# First MMA fight



## Marvin (May 31, 2006)

One of Wolverine Martial Arts coaches, Chris Reed, has his first MMA fight on June 17 at the "Rumble at the Roseland" in Portland OR. 
Should be a good fight!!!!


----------



## Brian R. VanCise (May 31, 2006)

Cool Marvin.  Wish him luck!

Brian R. VanCise
www.instinctiveresponsetraining.com


----------



## Rich Parsons (Jun 5, 2006)

Marvin said:
			
		

> One of Wolverine Martial Arts coaches, Chris Reed, has his first MMA fight on June 17 at the "Rumble at the Roseland" in Portland OR.
> Should be a good fight!!!!




Good Training and best wishes to Chris


----------



## green meanie (Jun 5, 2006)

Good luck to him.

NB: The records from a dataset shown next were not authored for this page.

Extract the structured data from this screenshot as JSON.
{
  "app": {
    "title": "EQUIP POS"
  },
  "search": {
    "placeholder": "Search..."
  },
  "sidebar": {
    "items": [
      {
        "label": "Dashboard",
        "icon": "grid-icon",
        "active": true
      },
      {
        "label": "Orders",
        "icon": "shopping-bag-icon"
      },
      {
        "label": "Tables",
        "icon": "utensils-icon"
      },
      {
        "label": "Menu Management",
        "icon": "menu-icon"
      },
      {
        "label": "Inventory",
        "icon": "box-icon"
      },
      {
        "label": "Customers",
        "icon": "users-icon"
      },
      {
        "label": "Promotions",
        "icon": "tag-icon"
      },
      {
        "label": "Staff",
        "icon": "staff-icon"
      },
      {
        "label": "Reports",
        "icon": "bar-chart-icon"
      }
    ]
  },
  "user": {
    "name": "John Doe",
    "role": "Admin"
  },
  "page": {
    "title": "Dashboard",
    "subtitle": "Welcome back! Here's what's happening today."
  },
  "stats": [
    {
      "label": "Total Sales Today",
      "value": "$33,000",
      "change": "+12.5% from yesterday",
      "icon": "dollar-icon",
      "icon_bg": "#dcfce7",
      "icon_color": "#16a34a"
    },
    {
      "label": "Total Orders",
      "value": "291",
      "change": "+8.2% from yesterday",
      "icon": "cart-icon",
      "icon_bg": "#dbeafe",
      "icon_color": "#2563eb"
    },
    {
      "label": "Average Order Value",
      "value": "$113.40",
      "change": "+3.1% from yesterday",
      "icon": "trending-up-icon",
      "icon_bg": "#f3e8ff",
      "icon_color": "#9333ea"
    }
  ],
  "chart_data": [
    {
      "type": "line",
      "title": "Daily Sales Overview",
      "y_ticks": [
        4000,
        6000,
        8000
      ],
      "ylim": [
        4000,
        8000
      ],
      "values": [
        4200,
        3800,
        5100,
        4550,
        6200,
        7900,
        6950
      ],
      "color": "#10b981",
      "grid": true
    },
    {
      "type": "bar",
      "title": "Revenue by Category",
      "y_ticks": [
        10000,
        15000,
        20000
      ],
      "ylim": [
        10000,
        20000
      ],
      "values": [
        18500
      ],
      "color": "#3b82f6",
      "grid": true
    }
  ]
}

Let us know how it goes!


----------



## Henderson (Jun 5, 2006)

Yes...yes...good luck and an update when its done, please.


----------



## terryl965 (Jun 5, 2006)

Good luck and stay healthy.
Terry


----------



## AceHBK (Jun 5, 2006)

Wish him luck and let us know how it goes!


----------



## Marvin (Jun 5, 2006)

Thanks for the good wishes guys! His first opponent already backed out!


----------



## Henderson (Jun 5, 2006)

Marvin said:
			
		

> Thanks for the good wishes guys! His first opponent already backed out!


 
See that?!  His reputation alreadys precedes him. :lfao:


----------



## Marvin (Jun 18, 2006)

hey Chris won By RNC at about the 2:30 min mark with a very tough opponet !!! Very tired and drunk will have video later


----------



## Rich Parsons (Jun 18, 2006)

Marvin said:
			
		

> hey Chris won By RNC at about the 2:30 min mark with a very tough opponet !!! Very tired and drunk will have video later



Woo Hoo!

Marvin,

Tell Chris Congrats from me as well.


----------



## Marvin (Jun 22, 2006)

Lots of good matches.  SBGi, Team Quest, Team Chaos and others.
Ok, here's how it went down, Chris's opponent was from Team Chaos with a 3-0 record . Chris closed and hit him with strong double leg and got pulled into his guard. His opponent started atacking with  some serious armbars and triangles, Chris fought them off and stood up, started working some clinch pressure on the fence. Chris then hit him with a high croch takedown and landed in his opp. guard, this guy had a wicked guard game! His opp. almost had him in a 100%. But Chris turned out of it, got to side control, punched him in the face a few times and he turned his back and got choked for it.
Great job by Chris Reed!
Another good match was Dallas VanWinkle (SBGi) vs a guy from Team Quest. The first round Dallas was having a very hard time getting into the match, not aggressive at all, taking lots of shots to the face. Only  landing a few thai kicks to the ribs of his opponent.
Round 2, Holy Smokes!!! You would have thought it was a different fighter! Dallas came out throwin' combos from everywhere. His oponent had nothing left after the first round. Dallas nocked him down  to the mat and hit him with some Ground n Pound, ref stopage at around 3 min of the second round!
Lot of good matches and sportsmanship with a few notable exceptions.


----------



## Marvin (Aug 6, 2006)

Here is the fight!
http://www.youtube.com/watch?v=NCOPfvK-EjA


----------